Canadian Home Builders' Association of BC CEO Neil Moody echoed his comments, saying there was no warning or consultation with the players in the market.
He believes the decision is arbitrary and could favour one Canadian company that can't meet all of the region's demand, meaning prices of homes and properties for buyers could increase anywhere from $3,000 to $10,000.
With a final determination not scheduled until January, Moody said some smaller companies might not survive the wait.
He added that Alberta, already weathering an oil price slump, could be hit hardest. The Alberta Construction Association has already sent a letter to government officials citing three concerns. First, they argue cost increases may hurt suppliers and the industry in general if they are varying dramatically across the industry.
Second, if there is a shortage, this will create basic supply problems for the industry and cause schedule and cost overruns for current projects.

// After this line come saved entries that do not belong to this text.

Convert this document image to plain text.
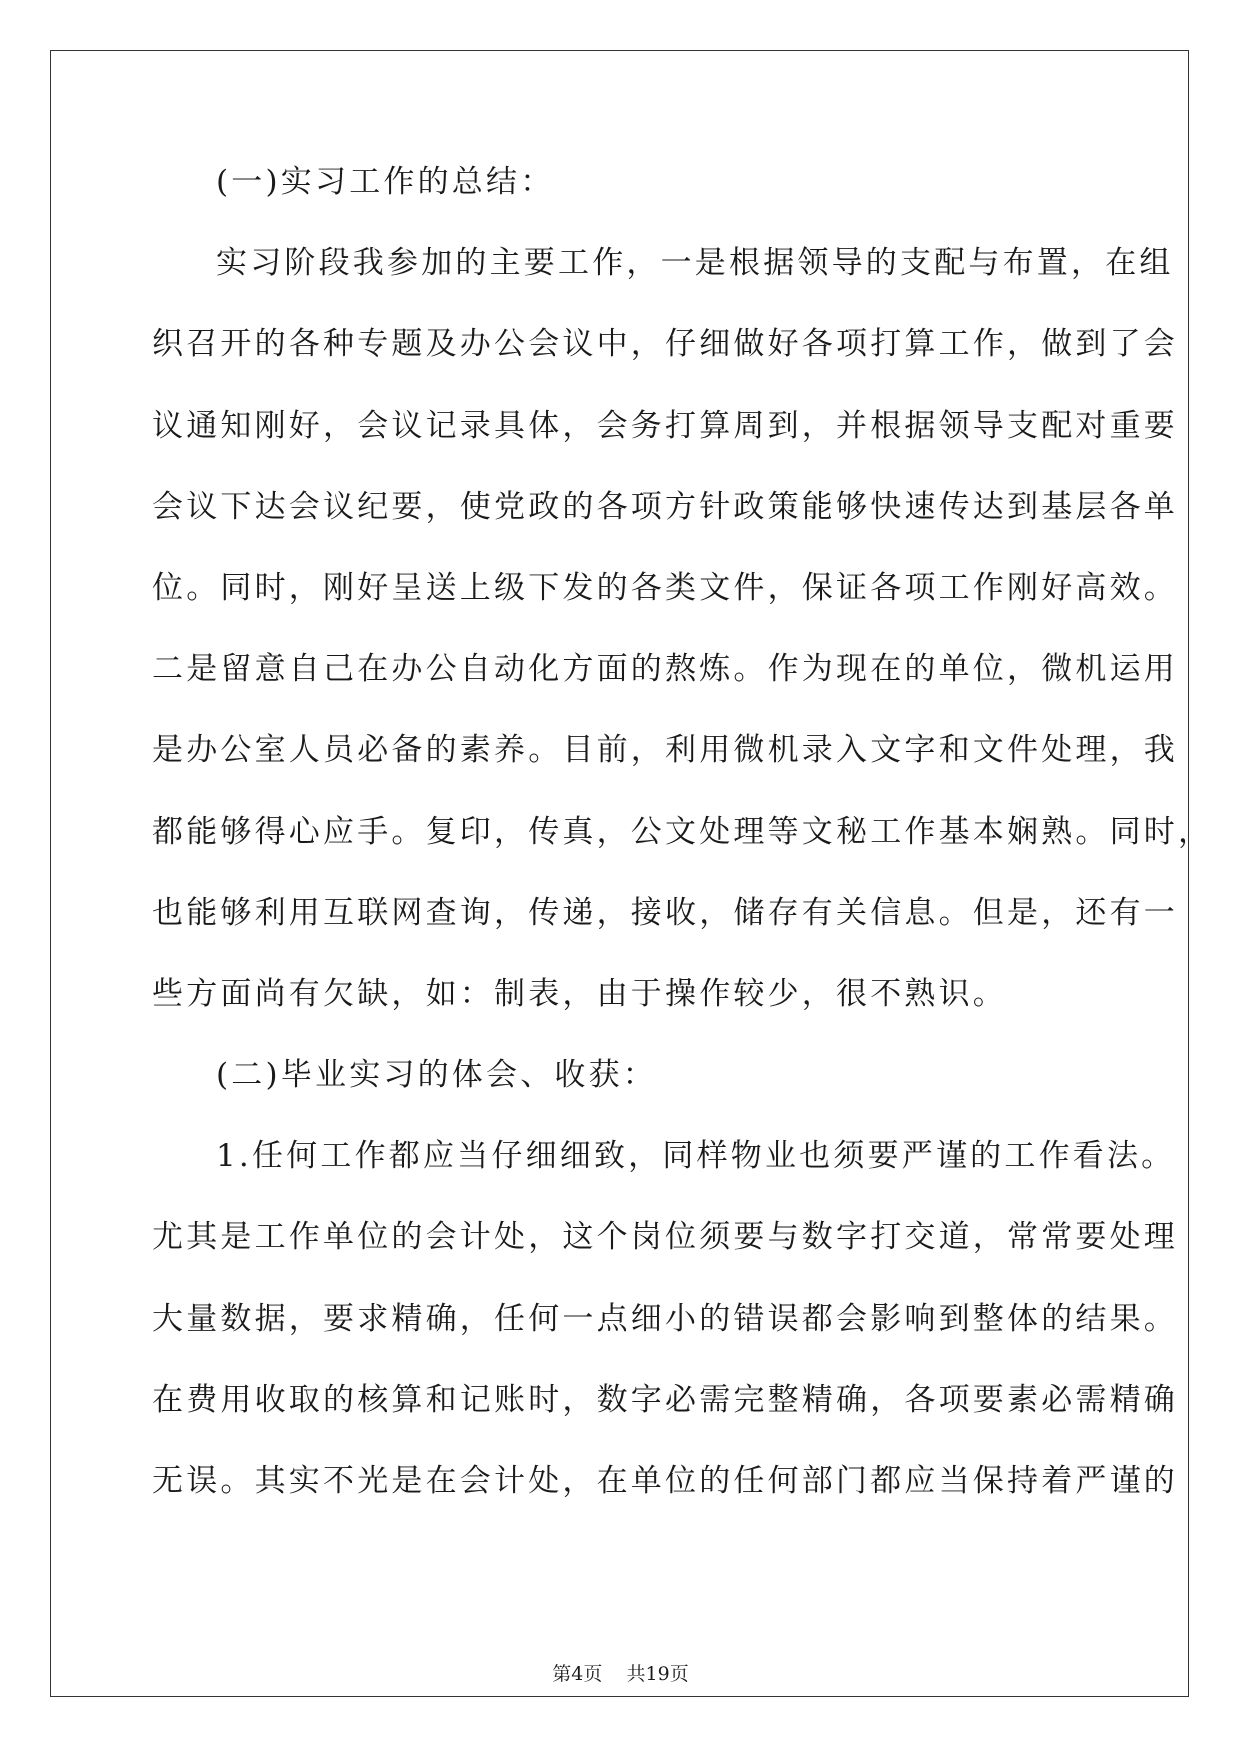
(一)实习工作的总结：
实习阶段我参加的主要工作，一是根据领导的支配与布置，在组
织召开的各种专题及办公会议中，仔细做好各项打算工作，做到了会
议通知刚好，会议记录具体，会务打算周到，并根据领导支配对重要
会议下达会议纪要，使党政的各项方针政策能够快速传达到基层各单
位。同时，刚好呈送上级下发的各类文件，保证各项工作刚好高效。
二是留意自己在办公自动化方面的熬炼。作为现在的单位，微机运用
是办公室人员必备的素养。目前，利用微机录入文字和文件处理，我
都能够得心应手。复印，传真，公文处理等文秘工作基本娴熟。同时，
也能够利用互联网查询，传递，接收，储存有关信息。但是，还有一
些方面尚有欠缺，如：制表，由于操作较少，很不熟识。
(二)毕业实习的体会、收获：
1.任何工作都应当仔细细致，同样物业也须要严谨的工作看法。
尤其是工作单位的会计处，这个岗位须要与数字打交道，常常要处理
大量数据，要求精确，任何一点细小的错误都会影响到整体的结果。
在费用收取的核算和记账时，数字必需完整精确，各项要素必需精确
无误。其实不光是在会计处，在单位的任何部门都应当保持着严谨的
第4页 共19页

Finally, the association is worried that the cost increases would have to be passed on to the customer in succeeding contracts which may significantly impact government-funded infrastructure projects.
"We have seen big price increases in the last couple of weeks," said Nathan Stone with Odessa Group, a homebuilder in B.C. "Ultimately we will end up having to absorb that cost."
He doesn't fault the CBSA which, he said, is following its process and narrow scope, but the decision is having unintended consequences.
Stone added now U.S. imports are cost prohibitive.
He said while the current scope and process may protect a small number of manufacturing jobs at one company, it is at the expense of thousands of new homebuyers.
"On a new house, if they have to eat $7,000 or $9,000 that is a huge portion of their profit margin," said Stone of smaller businesses. "This could end up causing some businesses to not be able to survive."
Jeff Triggs, executive director of the BC Wall and Ceiling Association, of which CertainTeed is a member, said many its members were caught off guard.
"I think the biggest issue is the drywall contractors and the end users impacted by this prelim duty," he said, adding that the percent of the duty was shocking. "People that have contracts fixed don't have any time to adjust."